Закрепила же спрос система среднего и высшего образования, на протяжении нескольких десятилетий внедрявшая «усложненческую» парадигму в учёные и неучёные головы. Не удивительно, что её изначальная методологическая ущербность самым непосредственным образом отражается на качестве современного научного и философского стилей мышления. Как не удивительно и то, что общественное сознание давно уже ассоциирует картину эволюционно усложняющегося мира не с гипотетическим допущением, отразившим уровень развития научной мысли XVIII–XIX вв., а с самой «объективной реальностью».

Это видно из той неукоснительной последовательности, с которой под эволюционную схему подгоняется любая научная эмпирика. Появляется, скажем, генетика ― и сразу же ставится в зависимость от эволюционной генетики. Возникает теория самоорганизации ― но лишь как повод для попыток доказать, что фундаментальные законы физики должны соответствовать эволюционному характеру Вселенной (именно такую задачу ставил перед собой создатель теории самоорганизации И. Пригожин). Появляется Общая теория систем ― и немедленно начинается подгонка системных идей к самоорганизационным (теория самоорганизации в её эволюционистской трактовке выдаётся за дальнейшее развитие системного анализа). Выявляется разность двух типов знаковых систем ― и тут же возможность понимания сути этой разности наглухо блокируется утверждением, что «вторичные» знаковые системы (условное, абсолютно ничем не оправданное название) эволюционно произошли от самоусложнившихся «первичных».

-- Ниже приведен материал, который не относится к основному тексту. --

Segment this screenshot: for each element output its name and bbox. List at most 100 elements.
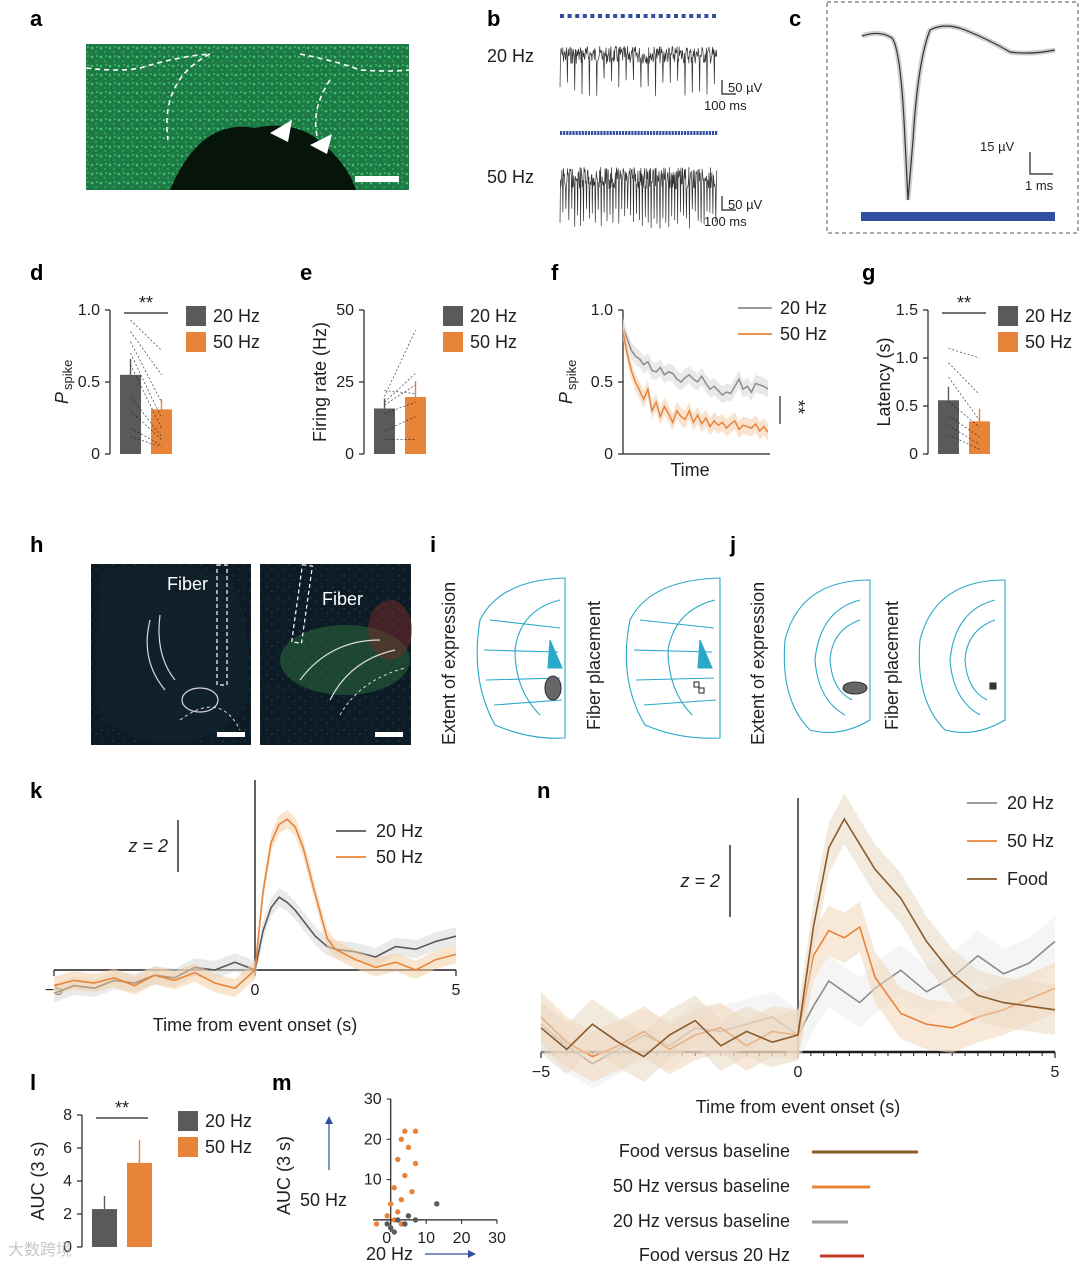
sig-stars: ** <box>115 1098 129 1118</box>
x-tick-label: −5 <box>532 1064 550 1081</box>
atlas-i: Extent of expression Fiber placement <box>439 577 721 745</box>
x-axis-label: Time <box>670 460 709 480</box>
panel-letter-n: n <box>537 778 550 803</box>
stim-marks-50hz <box>560 131 718 135</box>
paired-line <box>130 436 162 448</box>
stats-legend-n: Food versus baseline 50 Hz versus baseli… <box>613 1141 918 1265</box>
stim-tick-20hz <box>628 14 633 18</box>
scatter-point-20 Hz <box>405 1213 412 1219</box>
legend-label: 20 Hz <box>1007 793 1054 813</box>
y-tick-label: 0 <box>63 1239 72 1256</box>
y-arrowhead <box>325 1116 333 1124</box>
y-tick-label: 1.0 <box>896 350 918 367</box>
y-axis-label: AUC (3 s) <box>28 1141 48 1220</box>
legend-label: 50 Hz <box>205 1137 252 1157</box>
legend-swatch <box>186 332 206 352</box>
stim-tick-20hz <box>590 14 595 18</box>
stim-tick-20hz <box>666 14 671 18</box>
brain-section-h: Fiber Fiber <box>91 564 412 745</box>
paired-line <box>384 390 416 394</box>
chart-m: 10 20 30 10 20 30 0 AUC (3 s) 50 Hz 20 Hz <box>274 1091 506 1264</box>
legend-label: 20 Hz <box>780 298 827 318</box>
series-line-20 Hz <box>622 327 769 396</box>
bar-50hz <box>127 1162 152 1247</box>
y-tick-label: 0.5 <box>591 374 613 391</box>
x-axis-label: 20 Hz <box>366 1244 413 1264</box>
stim-tick-50hz <box>693 131 696 135</box>
chart-l: 0 2 4 6 8 ** AUC (3 s) 20 Hz 50 Hz <box>28 1098 252 1256</box>
stim-tick-50hz <box>569 131 572 135</box>
legend-label: 50 Hz <box>376 847 423 867</box>
stim-tick-20hz <box>636 14 640 18</box>
x-tick-label: 5 <box>1051 1064 1060 1081</box>
scatter-point-50 Hz <box>391 1184 397 1191</box>
stim-tick-50hz <box>640 131 643 135</box>
scatter-point-50 Hz <box>412 1128 419 1134</box>
stim-tick-50hz <box>609 131 612 135</box>
stim-tick-50hz <box>715 131 718 135</box>
chart-g: 0 0.5 1.0 1.5 ** Latency (s) 20 Hz 50 Hz <box>874 293 1072 463</box>
y-tick-label: 4 <box>63 1173 72 1190</box>
stim-tick-50hz <box>578 131 581 135</box>
y-axis-label: P <box>556 392 576 404</box>
watermark: 大数跨境 <box>8 1240 72 1259</box>
stim-tick-50hz <box>631 131 634 135</box>
paired-line <box>384 373 416 403</box>
stim-tick-20hz <box>582 14 587 18</box>
bar-50hz <box>969 421 990 454</box>
panel-letter-m: m <box>272 1070 292 1095</box>
series-line-50 Hz <box>622 331 769 433</box>
stim-tick-50hz <box>680 131 684 135</box>
stim-tick-50hz <box>594 131 597 135</box>
y-axis-label: Firing rate (Hz) <box>310 322 330 442</box>
legend-label: 20 Hz <box>213 306 260 326</box>
scatter-point-50 Hz <box>412 1160 419 1167</box>
y-axis-label: Latency (s) <box>874 337 894 426</box>
y-axis-label: P <box>52 392 72 404</box>
legend-label: 50 Hz <box>470 332 517 352</box>
y-tick-label: 2 <box>63 1206 72 1223</box>
stim-tick-20hz <box>681 14 686 18</box>
sem-band-20 Hz <box>623 318 768 404</box>
stim-tick-20hz <box>658 14 663 18</box>
stim-marks-20hz <box>560 14 716 18</box>
legend-label: 20 Hz <box>376 821 423 841</box>
x-tick-label: 0 <box>794 1064 803 1081</box>
scatter-point-50 Hz <box>398 1136 405 1143</box>
paired-line <box>130 410 162 440</box>
y-tick-label: 1.0 <box>78 302 100 319</box>
scatter-point-20 Hz <box>388 1225 394 1231</box>
bar-20hz <box>374 408 395 454</box>
paired-line <box>948 377 980 421</box>
bar-20hz <box>938 400 959 454</box>
panel-letter-c: c <box>789 6 801 31</box>
stim-tick-50hz <box>643 131 646 135</box>
stats-row-food-baseline: Food versus baseline <box>619 1141 790 1161</box>
sig-stars: ** <box>957 293 971 313</box>
stats-row-20hz-baseline: 20 Hz versus baseline <box>613 1211 790 1231</box>
atlas-j-label-1: Extent of expression <box>748 582 768 745</box>
stim-tick-20hz <box>567 14 572 18</box>
stim-tick-50hz <box>671 131 674 135</box>
sem-band-Food <box>541 793 1055 1082</box>
scatter-point-20 Hz <box>434 1201 440 1207</box>
panel-letter-i: i <box>430 532 436 557</box>
x-tick-label: 10 <box>417 1230 435 1247</box>
stim-tick-50hz <box>597 131 600 135</box>
scatter-point-50 Hz <box>384 1213 390 1219</box>
legend-label: 20 Hz <box>205 1111 252 1131</box>
scatter-point-50 Hz <box>409 1188 415 1195</box>
stim-tick-20hz <box>575 14 580 18</box>
y-tick-label: 20 <box>364 1131 382 1148</box>
bar-20hz <box>92 1209 117 1247</box>
legend-swatch <box>178 1111 198 1131</box>
scatter-point-50 Hz <box>398 1197 405 1203</box>
paired-line <box>384 330 416 397</box>
micrograph-a <box>85 44 410 190</box>
paired-line <box>948 400 980 428</box>
paired-line <box>130 331 162 375</box>
stim-tick-50hz <box>581 131 584 135</box>
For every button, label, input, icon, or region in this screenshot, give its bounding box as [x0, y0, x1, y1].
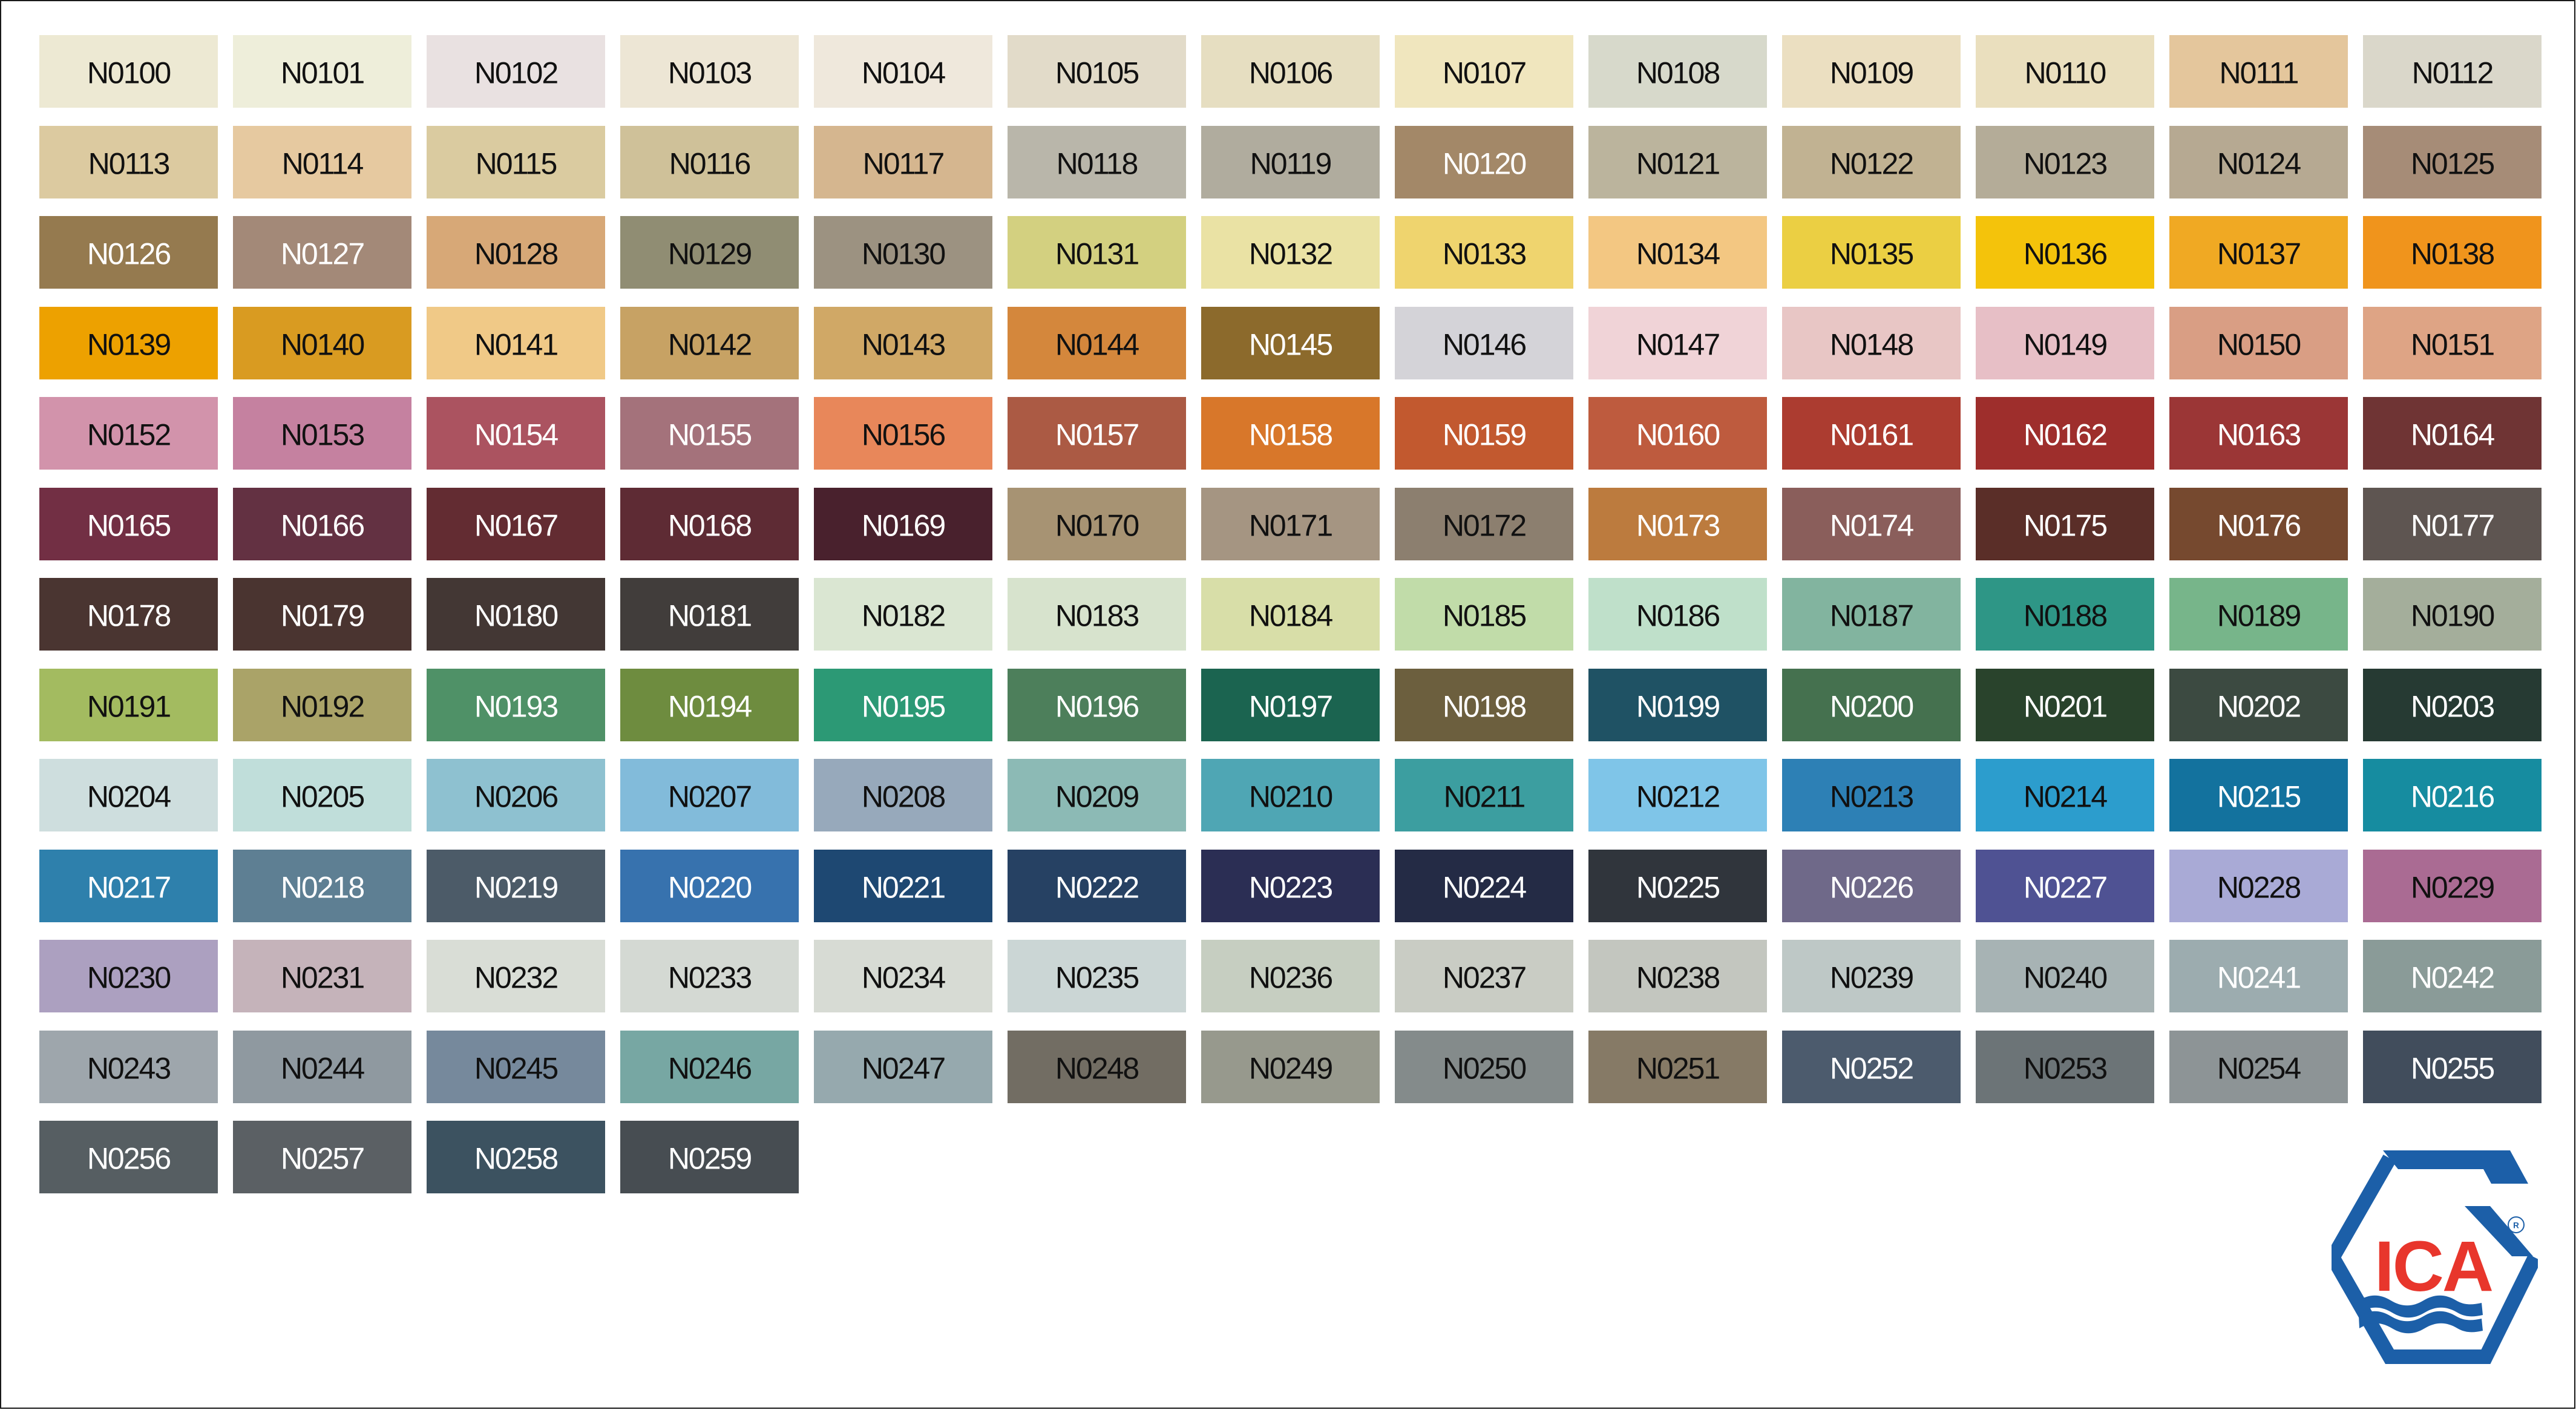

Всё это означает, что массовое научное сознание находится в бессознательном плену искусственно навязанного ему взгляда на «усложненческую» картину мира как на единственно возможное научное мировоззрение. Но именно поэтому очень важно понимать, что исторически состояться и завоевать умы данное мировоззрение сумело вовсе не в силу своего познавательного потенциала. Способность к овладению тайнами материи и её чисто идеологическое обоснование, называемое научным материализмом ― совершенно разные, несводимые друг к другу, сферы ментальной деятельности. Это доказывается если не всей историей развития науки, то, по крайней мере, той её лучшей частью, которая заявлена множеством авторитетнейших имён, начиная с И. Ньютона и Г. Лейбница и кончая Д. Менделеевым и В.И. Вернадским. (О бездумных, «машинальных» материалистах, каковых среди современных узкоспециализированных учёных подавляющее большинство, здесь не говорим).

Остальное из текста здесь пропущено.